At the end of class on Tuesday, it seemed pretty clear that many of the Latino and black eighth graders in Valerie Barth’s class on immigration and identity, saw lighter skin as an element of beauty. Curves too.
So on Tuesday when they gather again, Barth asks them to name three female black celebrities they consider beautiful.
It’s a restless class of 26 students – seven are absent – and as students call out their answers, Barth has to stop and review their Tribe Agreement posted in the library: attentive listening, no put downs, right to pass and mutual respect. They read them out and Barth reviews again what each means.
The students calm down long enough for us to find out that the girls have opted for Alicia Keys, Oprah, Halle Berry.
The boys? Michelle Obama. There’s some back and forth on whether Michelle has two Ls or one, but despite their preferences for light skin on Tuesday, it no longer seems to matter for the First Lady.
To prepare them for a short film on Ghana, Barth asks if they remember from last year’s social studies class where Ghana is.
“Where they play soccer,” one boy says and Barth decides it’s time for a review.
When the film starts, it’s late and so Barth promises to resume the lesson on Friday.
* * *
On Friday, 28 students return and even though it’s the last day for grading, the last day to turn in unfinished work, they are unusually quiet.
One boy counts out the 17 pages of his typewritten report on child soldiers in Afghanistan. When I ask to look at it, he hands it over, but first warns, “Don’t mess up the pages.”
Why Afghanistan? “…because my uncle Tony is in Afghanistan in the Armed Forces and I want to know why he is in this war,” he writes.
It’s a reminder that for these eighth graders, American foreign policy is not as abstract a topic as it might be for others.
With papers handed in, Barth picks up from where she left off on Tuesday.
We watch the short documentary, “Why Do White People Have Black Spots?” In it, Ghanaian adolescents talk about the questions they have for their counterparts in America.
When it’s over, students talk about how comfortable the Ghanaian students appear with frizzy hair and dark skin.
“They were like dressing carefree,” says one girl.
“They look like they don’t care what people think of them; they look comfortable about looking African,” says another.
The work sheet asks students to pick one of the questions the African students asked and answer it.

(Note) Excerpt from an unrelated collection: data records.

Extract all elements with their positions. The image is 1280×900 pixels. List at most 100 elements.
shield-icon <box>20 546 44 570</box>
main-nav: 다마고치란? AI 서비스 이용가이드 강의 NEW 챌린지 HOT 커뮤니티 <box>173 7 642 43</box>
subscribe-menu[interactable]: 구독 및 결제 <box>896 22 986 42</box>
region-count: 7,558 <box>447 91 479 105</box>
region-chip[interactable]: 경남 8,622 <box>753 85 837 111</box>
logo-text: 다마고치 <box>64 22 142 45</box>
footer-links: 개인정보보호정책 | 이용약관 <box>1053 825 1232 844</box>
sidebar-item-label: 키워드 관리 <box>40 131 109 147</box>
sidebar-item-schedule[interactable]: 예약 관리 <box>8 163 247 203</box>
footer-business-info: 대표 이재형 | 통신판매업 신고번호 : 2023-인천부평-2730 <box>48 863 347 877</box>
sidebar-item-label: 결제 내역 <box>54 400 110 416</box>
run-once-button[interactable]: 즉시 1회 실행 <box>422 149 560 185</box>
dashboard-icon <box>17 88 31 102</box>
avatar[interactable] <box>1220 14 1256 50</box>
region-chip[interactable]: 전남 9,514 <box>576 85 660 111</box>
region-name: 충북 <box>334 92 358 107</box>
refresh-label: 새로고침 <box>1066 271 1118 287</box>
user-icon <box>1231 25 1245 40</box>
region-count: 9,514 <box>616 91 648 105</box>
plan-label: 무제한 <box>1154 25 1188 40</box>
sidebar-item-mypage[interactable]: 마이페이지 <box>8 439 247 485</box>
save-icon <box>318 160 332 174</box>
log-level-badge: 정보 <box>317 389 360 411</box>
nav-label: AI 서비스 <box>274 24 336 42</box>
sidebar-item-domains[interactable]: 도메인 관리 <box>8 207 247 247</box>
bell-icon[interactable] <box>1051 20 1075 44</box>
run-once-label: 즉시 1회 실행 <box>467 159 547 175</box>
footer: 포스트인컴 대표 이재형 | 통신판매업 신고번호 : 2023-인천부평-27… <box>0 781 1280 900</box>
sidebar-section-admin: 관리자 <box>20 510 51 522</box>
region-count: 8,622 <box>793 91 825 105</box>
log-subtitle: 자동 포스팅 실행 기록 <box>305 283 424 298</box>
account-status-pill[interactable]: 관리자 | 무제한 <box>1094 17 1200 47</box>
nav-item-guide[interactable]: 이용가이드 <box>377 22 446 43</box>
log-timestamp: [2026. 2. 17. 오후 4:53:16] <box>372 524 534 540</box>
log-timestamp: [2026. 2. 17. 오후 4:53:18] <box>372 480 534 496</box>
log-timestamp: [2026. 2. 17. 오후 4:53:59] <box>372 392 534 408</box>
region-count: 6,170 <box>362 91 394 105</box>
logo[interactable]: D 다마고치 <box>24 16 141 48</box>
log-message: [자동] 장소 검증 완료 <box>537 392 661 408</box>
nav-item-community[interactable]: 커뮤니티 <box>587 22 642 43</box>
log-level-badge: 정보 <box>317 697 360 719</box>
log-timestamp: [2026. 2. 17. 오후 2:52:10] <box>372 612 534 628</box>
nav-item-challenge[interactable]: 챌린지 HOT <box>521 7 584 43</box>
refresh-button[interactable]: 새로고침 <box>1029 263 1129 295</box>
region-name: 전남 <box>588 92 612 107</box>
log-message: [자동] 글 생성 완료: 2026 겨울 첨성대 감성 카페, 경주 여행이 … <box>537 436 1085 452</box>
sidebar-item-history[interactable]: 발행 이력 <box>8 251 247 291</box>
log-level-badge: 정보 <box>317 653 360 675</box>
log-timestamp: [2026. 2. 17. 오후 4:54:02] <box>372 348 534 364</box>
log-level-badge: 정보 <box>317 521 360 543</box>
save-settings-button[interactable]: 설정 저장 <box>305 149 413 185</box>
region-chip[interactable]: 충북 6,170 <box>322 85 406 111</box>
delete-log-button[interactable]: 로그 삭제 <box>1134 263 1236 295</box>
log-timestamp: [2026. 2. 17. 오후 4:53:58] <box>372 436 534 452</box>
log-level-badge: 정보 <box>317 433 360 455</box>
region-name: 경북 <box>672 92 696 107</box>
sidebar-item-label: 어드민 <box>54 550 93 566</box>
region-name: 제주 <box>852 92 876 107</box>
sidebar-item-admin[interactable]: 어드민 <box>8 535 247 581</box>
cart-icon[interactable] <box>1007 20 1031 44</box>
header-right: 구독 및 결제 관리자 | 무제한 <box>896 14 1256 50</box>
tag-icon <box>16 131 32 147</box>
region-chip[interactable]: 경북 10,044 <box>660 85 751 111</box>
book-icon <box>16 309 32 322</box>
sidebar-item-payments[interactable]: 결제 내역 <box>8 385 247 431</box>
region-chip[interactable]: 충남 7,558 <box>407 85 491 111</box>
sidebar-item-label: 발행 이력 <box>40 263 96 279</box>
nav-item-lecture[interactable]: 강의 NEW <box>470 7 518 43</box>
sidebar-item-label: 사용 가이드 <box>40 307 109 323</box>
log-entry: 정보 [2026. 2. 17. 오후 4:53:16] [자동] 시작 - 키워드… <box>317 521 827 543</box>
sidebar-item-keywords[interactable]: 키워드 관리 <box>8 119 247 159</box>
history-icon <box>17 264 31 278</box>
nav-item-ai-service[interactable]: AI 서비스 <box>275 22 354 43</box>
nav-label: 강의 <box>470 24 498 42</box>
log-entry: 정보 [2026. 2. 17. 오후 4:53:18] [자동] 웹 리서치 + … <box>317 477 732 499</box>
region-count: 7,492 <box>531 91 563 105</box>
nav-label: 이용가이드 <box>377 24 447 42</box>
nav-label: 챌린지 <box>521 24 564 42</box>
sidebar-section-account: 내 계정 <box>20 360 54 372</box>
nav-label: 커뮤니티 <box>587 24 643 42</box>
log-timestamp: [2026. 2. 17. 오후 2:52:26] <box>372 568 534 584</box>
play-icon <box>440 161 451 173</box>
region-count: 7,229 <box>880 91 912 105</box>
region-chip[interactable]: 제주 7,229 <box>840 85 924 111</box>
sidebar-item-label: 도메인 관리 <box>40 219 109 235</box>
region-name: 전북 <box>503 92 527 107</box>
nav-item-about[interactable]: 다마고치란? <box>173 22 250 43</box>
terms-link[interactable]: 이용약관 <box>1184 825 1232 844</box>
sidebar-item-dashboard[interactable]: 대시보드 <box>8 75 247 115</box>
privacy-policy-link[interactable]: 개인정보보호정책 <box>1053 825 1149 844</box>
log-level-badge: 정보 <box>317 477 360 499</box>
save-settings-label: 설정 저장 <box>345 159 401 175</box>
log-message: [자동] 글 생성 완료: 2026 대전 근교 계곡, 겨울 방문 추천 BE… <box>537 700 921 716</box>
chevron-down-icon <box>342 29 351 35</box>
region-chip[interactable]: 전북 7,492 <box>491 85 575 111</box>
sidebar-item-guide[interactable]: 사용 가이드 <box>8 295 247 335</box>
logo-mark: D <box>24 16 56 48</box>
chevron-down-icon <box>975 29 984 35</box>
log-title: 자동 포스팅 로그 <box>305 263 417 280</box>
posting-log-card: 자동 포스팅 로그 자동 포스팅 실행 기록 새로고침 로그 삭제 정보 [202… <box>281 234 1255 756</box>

Students take the exercise seriously—trying to answer questions like whether the father is the boss of the house (it depends, if you’re living with a single mother) or why Africans are poor (we probably have more resources), but the sense of the coming weekend and the class ending starts to emerge.
The last question on the worksheet is “What would you like to tell the world?”
Most repeat versions of what their peers in the film have said—the world is one, peace is better than war, and so on. But one boy sets world peace aside. “They should play more baseball,” he suggests.